Reviravoltas na descentralização desagradam à RENAMO
16 de dezembro de 2016Terminou esta semana a quinta ronda de negociações de paz sem que nenhum resultado tenha sido divulgado publicamente. Os mediadores internacionais já deixaram o país e ainda não se sabe quando regressam. A Resistência Nacional Moçambicana (RENAMO), por seu lado, avançou à DW África que não houve resultados palpáveis.
José Manteigas é chefe da delegação da RENAMO no processo e aponta aspetos que considera problemáticos: "Nesta ronda o que esperavamos era voltar a reativar a sub-comissão de trabalho que tinha sido criada antes do assassinato bárbaro do colega Jeremias Pondeca, tínhamos a sub-comissão que tratava exatamente do processo da descentralização."
Só que, acrescenta, "estranhamente a delegação do Governo veio retirar a sua posição de adesão a essa proposta de descentralização dos mediadores e propuseram a criação de um grupo de trabalho fora da própria comissão mista e pior ainda, sem a presença dos mediadores."
E o chefe da delegação da RENAMO nas negociações finaliza: "Então, isto é praticamente uma violação do entendimento que tivemos de que devia haver negociações com a presença dos negociadores internacionais, uma vez que nós entre moçambicanos a confiança é praticamente inexistente."
Soluções nacionais
Além do Governo da Frente de Libertação de Moçambique (FRELIMO) há outros que defendem a ideia de uma discussão sobre a descentralização sem a presença dos mediadores internacionais.
Elísio Macamo é um deles.
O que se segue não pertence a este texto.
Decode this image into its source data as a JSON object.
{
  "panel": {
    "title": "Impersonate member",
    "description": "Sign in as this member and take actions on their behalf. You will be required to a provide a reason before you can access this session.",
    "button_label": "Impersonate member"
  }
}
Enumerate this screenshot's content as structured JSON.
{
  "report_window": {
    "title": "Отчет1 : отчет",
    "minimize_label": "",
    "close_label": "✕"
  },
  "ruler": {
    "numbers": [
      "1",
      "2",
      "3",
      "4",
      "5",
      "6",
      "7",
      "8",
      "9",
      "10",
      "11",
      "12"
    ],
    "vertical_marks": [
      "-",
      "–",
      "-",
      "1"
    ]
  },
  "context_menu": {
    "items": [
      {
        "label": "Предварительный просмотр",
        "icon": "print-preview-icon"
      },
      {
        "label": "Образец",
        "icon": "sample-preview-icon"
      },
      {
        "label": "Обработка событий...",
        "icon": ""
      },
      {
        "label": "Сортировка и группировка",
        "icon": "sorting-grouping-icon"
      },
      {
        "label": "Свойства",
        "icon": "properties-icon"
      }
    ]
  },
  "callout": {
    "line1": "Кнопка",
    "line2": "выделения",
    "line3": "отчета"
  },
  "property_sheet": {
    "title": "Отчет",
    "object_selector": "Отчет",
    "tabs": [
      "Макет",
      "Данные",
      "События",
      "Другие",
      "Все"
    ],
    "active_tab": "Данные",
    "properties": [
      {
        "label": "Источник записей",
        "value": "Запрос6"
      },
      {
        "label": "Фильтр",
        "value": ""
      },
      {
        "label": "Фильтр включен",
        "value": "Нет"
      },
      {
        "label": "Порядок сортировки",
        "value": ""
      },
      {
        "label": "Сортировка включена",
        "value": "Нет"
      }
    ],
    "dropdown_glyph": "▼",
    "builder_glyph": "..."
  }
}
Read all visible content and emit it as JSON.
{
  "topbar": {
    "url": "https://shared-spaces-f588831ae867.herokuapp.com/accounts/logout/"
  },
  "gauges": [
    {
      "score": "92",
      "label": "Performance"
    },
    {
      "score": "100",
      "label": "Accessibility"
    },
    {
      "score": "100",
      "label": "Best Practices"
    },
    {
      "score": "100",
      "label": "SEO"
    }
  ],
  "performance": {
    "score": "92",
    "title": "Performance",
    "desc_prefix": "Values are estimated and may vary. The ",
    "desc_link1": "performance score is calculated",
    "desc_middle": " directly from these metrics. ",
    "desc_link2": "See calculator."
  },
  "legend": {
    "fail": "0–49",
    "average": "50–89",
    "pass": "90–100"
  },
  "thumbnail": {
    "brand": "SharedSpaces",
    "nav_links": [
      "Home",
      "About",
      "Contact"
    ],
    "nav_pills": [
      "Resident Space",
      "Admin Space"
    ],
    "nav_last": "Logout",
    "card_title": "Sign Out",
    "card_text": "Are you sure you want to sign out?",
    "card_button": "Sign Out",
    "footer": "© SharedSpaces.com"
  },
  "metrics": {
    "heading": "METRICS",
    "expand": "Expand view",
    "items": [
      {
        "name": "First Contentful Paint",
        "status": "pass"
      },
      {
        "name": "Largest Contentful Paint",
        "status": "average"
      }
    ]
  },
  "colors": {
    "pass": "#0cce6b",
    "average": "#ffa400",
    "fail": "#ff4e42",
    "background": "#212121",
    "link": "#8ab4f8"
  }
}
O académico moçambicano defende soluções nacionais: "Sim, acho que faz muito sentido que os problemas moçambicanos sejam resolvidos pelos moçambicanos".
E sugere que "seria até melhor que essa discussão estivesse acontecer no Parlamento e a RENAMO devia ter todo o interesse que essa discussão fosse feita no Parlamento, que envolvesse todos os partidos que estão representados no Parlamento e não procurar este protagonismo fora das estruturas que o sistema político coloca a disposição do país para resolver esses problemas."
A criação de um pequeno grupo para discutir a descentralização sem a presença dos mediadores é agora o maior ponto de desentendimento. O Governo da FRELIMO defende que o mesmo deve ser "flexível, pequeno e competente". O mesmo será responsável pela criação de um documento com os princípios que devem nortear a elaboração da legislação sobre a descentralização a ser submetido ao Parlamento.
Afastamento de mediadores desagrada à RENAMO
Mas José Manteigas faz uma interpretação diferente e diz que "são manobras dilatórias". Defende que "o Governo não quer continuar na mesa de negociações, está à procura de um pretexto para que a RENAMO se zangue e se retire da mesa de negociações, o que não vamos fazer. A outra manobra dilatória é que eles pretendem afastar os mediadores internacionais."
Para o membro da RENAMO, há neste processo contradições. "O próprio chefe de Estado fez convite as várias entidades internacionais e nós não vemos porque, estando prestes a ser alcançado um acordo, porque para nós todas as condições para um entendimento e cessação das hostilidades em todo o país estavam criadas, não vemos porque razão o Governo aparece a afastar os mediadores."
Fim de monopólio das negociações de paz?
Quer a RENAMO quer o Governo concordem ou não com este ponto da descentralização, e até mesmo sobre todos os outros pontos, o que está claro para o académico Elísio Macamo é que o processo de paz em Moçambique tem de deixar de ser monopolizado.
E Macamo adverte que "a principal consequência é que [o processo negocial] vai simplesmente acomodar [os interesses] da RENAMO ou da FRELIMO, mas não vai necessariamente resolver problemas estruturais do nosso sistema político. Esses problemas só podem ser resolvidos com a participação de toda a gente, devidamente representada."
O académico moçambicano não vaticina nenhum final feliz: "Nós pensamos que acomodar os interesses de um grupo específico é a solução para o país, mas não. Nós precisamos de uma solução que seja assumida por todas as forças políticas e sociais do país e isso não vai acontecer neste tipo de negociações sobre as quais a RENAMO e o Governo insistem."